Lawyers handling the bankruptcy filed an emergency motion on Thursday night, alleging that Sam Bankman-fried was trying to “undermine” the court process and “move assets from the debtors to accounts under the control of the Bahamian government”.
It comes amid a brewing legal battle over jurisdiction of the bankruptcy between United States and Bahamian authorities.
The FTX exchange, founded by Mr Bankman-fried, 30, filed for bankruptcy protection in the state of Delaware last week, leaving up to 1m creditors out of pocket and an $8bn (£7bn) black hole in its accounts.
The company, which was run out of a $40m penthouse in the Bahamas, failed after executives secretly used billions in customer deposits to fund risky trades at a crypto hedge fund. Earlier this year it had been valued at $32bn.
The bankruptcy case in the US is being handled by John Jay Ray, a restructuring veteran who oversaw the unwinding of failed energy giant Enron.
However, on Wednesday the Bahamas unit of FTX filed a separate bankruptcy motion on behalf of the country’s regulators in another court. It called for the US to recognise liquidation proceedings on the Caribbean island.
The Bahamas Securities Commission said on Thursday it had used powers granted by its supreme court to “transfer all of the assets of ” FTX’S Bahamas division to its own custody for “safekeeping”.

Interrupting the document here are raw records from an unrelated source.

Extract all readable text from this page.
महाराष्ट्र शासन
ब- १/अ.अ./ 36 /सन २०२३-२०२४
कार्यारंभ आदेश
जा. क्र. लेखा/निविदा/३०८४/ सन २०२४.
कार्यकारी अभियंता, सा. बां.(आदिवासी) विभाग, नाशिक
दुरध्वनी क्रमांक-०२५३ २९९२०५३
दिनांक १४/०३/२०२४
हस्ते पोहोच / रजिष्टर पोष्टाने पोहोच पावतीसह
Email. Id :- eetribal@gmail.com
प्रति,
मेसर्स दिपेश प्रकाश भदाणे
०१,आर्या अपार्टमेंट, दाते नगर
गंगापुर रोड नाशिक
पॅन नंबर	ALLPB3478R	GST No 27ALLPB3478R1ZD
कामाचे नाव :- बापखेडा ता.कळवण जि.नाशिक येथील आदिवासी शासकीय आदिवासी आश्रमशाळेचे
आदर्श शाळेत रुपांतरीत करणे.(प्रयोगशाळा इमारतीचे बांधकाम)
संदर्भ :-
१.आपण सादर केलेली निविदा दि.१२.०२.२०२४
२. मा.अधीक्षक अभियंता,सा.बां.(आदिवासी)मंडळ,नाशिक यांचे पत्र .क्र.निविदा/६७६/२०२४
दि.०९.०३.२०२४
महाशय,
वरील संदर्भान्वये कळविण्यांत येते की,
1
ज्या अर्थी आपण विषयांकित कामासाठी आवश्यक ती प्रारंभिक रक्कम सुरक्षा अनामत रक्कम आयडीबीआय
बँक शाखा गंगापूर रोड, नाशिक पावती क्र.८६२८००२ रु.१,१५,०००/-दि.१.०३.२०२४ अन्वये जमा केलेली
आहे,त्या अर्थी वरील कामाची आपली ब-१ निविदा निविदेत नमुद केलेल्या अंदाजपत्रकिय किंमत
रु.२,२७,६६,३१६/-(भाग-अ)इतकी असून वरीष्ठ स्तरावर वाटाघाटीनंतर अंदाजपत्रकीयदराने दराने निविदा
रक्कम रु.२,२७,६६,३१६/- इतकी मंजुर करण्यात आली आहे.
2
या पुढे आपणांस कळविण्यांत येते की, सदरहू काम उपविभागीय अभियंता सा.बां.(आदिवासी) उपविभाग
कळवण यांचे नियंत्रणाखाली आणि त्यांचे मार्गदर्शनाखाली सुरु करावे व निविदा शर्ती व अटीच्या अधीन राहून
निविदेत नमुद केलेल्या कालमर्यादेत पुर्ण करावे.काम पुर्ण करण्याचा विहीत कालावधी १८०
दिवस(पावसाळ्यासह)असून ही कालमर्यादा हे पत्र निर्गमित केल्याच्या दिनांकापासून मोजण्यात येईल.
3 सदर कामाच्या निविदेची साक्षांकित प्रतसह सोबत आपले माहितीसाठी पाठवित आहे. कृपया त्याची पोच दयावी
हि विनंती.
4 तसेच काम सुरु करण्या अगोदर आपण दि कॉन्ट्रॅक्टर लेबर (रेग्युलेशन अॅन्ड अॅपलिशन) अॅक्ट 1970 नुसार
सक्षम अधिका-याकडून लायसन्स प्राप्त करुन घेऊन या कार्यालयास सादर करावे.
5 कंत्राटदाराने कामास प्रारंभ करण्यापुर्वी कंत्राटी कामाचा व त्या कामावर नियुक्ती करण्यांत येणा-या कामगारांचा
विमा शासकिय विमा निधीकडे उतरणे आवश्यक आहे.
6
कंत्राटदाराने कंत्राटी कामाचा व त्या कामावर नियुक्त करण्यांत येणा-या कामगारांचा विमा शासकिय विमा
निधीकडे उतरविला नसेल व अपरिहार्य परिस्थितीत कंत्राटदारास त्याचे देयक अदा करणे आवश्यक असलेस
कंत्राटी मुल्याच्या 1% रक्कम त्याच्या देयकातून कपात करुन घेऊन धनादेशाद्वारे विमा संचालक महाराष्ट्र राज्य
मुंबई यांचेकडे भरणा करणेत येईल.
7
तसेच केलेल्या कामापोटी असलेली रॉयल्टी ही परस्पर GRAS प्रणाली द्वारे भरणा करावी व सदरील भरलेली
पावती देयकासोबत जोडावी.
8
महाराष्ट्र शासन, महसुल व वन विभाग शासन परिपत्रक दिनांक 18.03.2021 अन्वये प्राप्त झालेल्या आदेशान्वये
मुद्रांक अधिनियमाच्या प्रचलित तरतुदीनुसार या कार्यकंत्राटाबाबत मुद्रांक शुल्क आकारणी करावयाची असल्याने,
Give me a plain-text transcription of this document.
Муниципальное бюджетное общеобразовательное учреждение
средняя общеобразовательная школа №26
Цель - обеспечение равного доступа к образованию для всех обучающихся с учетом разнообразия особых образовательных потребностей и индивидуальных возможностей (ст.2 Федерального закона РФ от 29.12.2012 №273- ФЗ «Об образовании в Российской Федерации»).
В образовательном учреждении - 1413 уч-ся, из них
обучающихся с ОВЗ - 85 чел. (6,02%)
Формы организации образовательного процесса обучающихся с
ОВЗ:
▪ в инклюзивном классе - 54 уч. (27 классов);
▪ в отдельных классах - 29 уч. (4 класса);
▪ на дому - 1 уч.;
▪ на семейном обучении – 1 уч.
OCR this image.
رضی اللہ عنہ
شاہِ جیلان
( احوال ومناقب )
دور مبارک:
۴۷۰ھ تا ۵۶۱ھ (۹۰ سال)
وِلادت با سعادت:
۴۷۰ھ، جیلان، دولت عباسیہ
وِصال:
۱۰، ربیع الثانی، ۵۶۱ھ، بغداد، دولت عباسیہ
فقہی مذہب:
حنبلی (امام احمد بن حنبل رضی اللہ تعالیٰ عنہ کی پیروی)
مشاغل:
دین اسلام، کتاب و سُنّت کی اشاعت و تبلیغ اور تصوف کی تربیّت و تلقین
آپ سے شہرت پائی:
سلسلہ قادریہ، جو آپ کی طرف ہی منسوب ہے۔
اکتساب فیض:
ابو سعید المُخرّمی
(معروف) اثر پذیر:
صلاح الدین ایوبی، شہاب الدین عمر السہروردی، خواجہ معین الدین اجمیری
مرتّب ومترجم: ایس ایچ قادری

In response, lawyers working with Mr Ray accused the Bahamas of securing “unauthorised access” to the company’s systems “for the purpose of obtaining digital assets”.
Hundreds of millions of dollars in FTX’S cryptocurrency tokens were transferred out of the company in the wake of its US bankruptcy filings.
FTX’S lawyers claimed that on Nov 13, two days after filing for bankruptcy in the US, “certain post-petition transfers” were made by Mr Bankman-fried from its assets to accounts controlled by Bahamian authorities. The lawyers added that Mr Bankman-fried appeared at the time to be “effectively in the custody of Bahamas authorities”.
FTX is facing multiple regulatory investigations by dozens of authorities in the US as well as inquiries by Bahamas regulators and police.
Lawyers acting for FTX accused the company’s founder of “incessant and disruptive tweeting” since the company was bankrupted. Mr Bankman-fried is still trying to raise up to $8bn to bail out the exchange, despite resigning as chief executive last week.
Legal filings claim Mr Bankmanfried also took a personal loan worth $1bn from Alameda, his cryptocurrency hedge fund that received funding from FTX customer accounts. He did not respond to a request for comment.